- Born: Живана Антонијевић 1770s
- Died: 1828 Zemun, Austrian Empire
- Other names: Blind Živana
- Occupation: storyteller
- Known for: being one of the most important sources for Serbian epic poetry recorded by Vuk Karadžić

= Živana Antonijević =

Serbian storyteller and gusle player

Živana Antonijević or Blind Živana (died in Zemun in 1828) was a Serb storyteller, gusle player (guslar) and one of the most important sources for Serbian epic poetry recorded by Vuk Karadžić.
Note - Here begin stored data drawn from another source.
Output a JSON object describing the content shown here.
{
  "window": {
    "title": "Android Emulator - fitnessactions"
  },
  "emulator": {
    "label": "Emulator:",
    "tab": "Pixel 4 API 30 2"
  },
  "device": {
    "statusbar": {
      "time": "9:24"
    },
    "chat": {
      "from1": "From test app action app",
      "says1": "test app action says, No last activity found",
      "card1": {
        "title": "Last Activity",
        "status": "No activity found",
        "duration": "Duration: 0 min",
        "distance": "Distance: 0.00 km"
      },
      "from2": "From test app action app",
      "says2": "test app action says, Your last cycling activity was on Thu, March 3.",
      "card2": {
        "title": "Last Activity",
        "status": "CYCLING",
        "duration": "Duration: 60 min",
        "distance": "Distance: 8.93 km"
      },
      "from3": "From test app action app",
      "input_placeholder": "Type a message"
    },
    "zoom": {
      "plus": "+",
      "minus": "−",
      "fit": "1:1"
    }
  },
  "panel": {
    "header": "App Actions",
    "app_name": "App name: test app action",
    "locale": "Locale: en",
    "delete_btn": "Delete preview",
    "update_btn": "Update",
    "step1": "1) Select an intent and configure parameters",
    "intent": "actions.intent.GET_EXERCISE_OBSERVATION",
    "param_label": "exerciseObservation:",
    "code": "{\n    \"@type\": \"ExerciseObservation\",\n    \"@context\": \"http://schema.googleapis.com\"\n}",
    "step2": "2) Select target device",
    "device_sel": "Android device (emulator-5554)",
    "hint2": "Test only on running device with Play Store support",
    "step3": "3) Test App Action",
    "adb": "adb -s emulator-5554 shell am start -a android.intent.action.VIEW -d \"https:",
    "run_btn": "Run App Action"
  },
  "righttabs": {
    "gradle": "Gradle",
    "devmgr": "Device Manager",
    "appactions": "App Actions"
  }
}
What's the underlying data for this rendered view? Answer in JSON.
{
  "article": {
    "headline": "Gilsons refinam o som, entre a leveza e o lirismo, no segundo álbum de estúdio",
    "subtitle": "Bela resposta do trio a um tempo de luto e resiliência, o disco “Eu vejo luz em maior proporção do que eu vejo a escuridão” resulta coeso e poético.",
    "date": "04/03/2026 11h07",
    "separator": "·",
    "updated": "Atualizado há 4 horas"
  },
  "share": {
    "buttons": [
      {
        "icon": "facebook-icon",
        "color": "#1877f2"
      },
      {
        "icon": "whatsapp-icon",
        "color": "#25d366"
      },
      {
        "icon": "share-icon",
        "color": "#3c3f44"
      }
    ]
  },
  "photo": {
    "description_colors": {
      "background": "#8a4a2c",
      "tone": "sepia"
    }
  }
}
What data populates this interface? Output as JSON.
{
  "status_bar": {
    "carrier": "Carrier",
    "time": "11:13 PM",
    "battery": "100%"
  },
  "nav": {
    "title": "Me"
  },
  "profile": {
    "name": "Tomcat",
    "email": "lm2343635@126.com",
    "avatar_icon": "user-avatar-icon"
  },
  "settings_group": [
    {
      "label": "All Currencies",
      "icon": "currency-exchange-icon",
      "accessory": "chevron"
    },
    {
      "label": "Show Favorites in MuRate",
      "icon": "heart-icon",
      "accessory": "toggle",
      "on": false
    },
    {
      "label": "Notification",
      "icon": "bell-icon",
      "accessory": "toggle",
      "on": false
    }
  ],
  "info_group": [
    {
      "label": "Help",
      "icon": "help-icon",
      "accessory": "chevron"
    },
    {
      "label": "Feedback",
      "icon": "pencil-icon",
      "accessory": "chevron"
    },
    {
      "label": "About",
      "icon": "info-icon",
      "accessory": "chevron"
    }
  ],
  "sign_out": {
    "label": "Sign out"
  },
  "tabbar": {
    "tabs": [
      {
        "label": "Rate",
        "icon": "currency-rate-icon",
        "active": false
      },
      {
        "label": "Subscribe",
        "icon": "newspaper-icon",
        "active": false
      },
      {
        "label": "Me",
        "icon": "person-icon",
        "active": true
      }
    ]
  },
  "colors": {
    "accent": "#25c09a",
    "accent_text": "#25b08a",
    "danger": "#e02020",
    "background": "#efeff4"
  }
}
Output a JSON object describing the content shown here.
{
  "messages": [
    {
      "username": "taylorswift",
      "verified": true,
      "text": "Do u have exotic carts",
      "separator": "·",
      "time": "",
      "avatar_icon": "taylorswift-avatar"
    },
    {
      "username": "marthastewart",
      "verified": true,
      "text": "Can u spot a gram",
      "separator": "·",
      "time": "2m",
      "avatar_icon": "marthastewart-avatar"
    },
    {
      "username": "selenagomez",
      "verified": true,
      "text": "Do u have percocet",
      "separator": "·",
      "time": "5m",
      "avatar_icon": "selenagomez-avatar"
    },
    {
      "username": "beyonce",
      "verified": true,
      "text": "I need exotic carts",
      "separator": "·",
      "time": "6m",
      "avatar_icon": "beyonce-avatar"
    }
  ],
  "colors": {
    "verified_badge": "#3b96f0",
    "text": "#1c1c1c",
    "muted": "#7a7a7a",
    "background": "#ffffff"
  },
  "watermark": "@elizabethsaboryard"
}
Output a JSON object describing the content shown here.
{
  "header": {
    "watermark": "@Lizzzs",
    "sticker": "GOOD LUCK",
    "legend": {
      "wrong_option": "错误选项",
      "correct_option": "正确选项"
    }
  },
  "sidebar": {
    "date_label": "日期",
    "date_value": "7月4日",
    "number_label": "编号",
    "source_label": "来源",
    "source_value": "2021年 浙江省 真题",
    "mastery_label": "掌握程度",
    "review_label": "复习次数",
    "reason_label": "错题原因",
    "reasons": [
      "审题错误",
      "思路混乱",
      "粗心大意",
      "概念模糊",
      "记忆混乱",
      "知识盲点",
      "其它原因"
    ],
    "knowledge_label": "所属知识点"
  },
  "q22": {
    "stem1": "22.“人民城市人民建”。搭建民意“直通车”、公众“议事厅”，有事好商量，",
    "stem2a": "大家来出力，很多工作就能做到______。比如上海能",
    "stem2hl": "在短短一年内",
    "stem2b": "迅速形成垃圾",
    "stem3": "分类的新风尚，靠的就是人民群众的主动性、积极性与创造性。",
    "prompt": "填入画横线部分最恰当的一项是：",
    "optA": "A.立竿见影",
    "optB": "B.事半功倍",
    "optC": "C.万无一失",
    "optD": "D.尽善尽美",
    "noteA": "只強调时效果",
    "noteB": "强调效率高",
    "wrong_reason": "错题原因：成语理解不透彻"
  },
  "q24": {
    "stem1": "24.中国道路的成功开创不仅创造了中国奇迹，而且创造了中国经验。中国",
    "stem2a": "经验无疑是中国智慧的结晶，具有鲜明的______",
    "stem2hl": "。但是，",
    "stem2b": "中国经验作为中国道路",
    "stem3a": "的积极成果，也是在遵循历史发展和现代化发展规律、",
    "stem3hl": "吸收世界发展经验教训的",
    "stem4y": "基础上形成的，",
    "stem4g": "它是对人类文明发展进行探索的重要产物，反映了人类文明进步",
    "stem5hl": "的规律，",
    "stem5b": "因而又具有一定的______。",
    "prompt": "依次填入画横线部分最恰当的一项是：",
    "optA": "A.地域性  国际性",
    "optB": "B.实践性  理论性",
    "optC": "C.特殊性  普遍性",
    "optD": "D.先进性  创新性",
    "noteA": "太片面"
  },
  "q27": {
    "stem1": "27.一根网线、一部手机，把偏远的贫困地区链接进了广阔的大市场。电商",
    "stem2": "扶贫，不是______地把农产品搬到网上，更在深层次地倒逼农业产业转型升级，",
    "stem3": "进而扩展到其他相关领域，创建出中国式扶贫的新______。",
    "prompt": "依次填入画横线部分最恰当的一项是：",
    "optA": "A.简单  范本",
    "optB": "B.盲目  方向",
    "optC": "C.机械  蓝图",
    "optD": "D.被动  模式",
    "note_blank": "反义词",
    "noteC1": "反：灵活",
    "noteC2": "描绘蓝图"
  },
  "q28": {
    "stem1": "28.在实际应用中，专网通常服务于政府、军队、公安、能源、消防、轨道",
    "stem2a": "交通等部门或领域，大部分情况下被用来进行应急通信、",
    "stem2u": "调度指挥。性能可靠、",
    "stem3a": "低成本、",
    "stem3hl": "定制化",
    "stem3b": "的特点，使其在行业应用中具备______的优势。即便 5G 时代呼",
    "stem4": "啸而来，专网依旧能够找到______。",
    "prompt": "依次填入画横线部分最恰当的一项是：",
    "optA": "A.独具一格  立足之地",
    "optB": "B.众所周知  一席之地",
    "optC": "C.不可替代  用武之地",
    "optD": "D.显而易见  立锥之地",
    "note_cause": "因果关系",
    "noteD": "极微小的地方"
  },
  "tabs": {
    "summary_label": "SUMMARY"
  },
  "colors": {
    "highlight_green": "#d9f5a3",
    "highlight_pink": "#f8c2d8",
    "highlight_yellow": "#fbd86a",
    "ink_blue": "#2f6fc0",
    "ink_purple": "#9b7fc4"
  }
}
Živana was one of favorite women singers of Vuk Karadžić who published seven songs recorded from her:
- How the Christened name is served (Како се крсно име служи)
- He who celebrates the Christened name is helped by it (Ко крсно име слави оном и помаже)
- Marko Kraljević and Alil-Aga (Марко Краљевић и Алил-ага)
- Marko Kraljević and the twelve Moors (Марко Краљевић и дванаест Арапа)
- Perilous Bogdan and voivode Dragija (Љутица Богдан и војвода Драгија)
- Vučko Ljubičić
- Nahod Momir

Some other songs are also recorded from her, including:

- Marko and the vila (Марко Краљевић и вила)
- The unfaithful wife of Grujica (Невјера љубе Грујичине)
- The Wedding of Todor of Stalać (Женидба Тодора од Сталаћа)

Jelisaveta Marković (Blind Jeca), who was also a blind storyteller (one of four whose songs were recorded by Karadžić) was Živana's apprentice.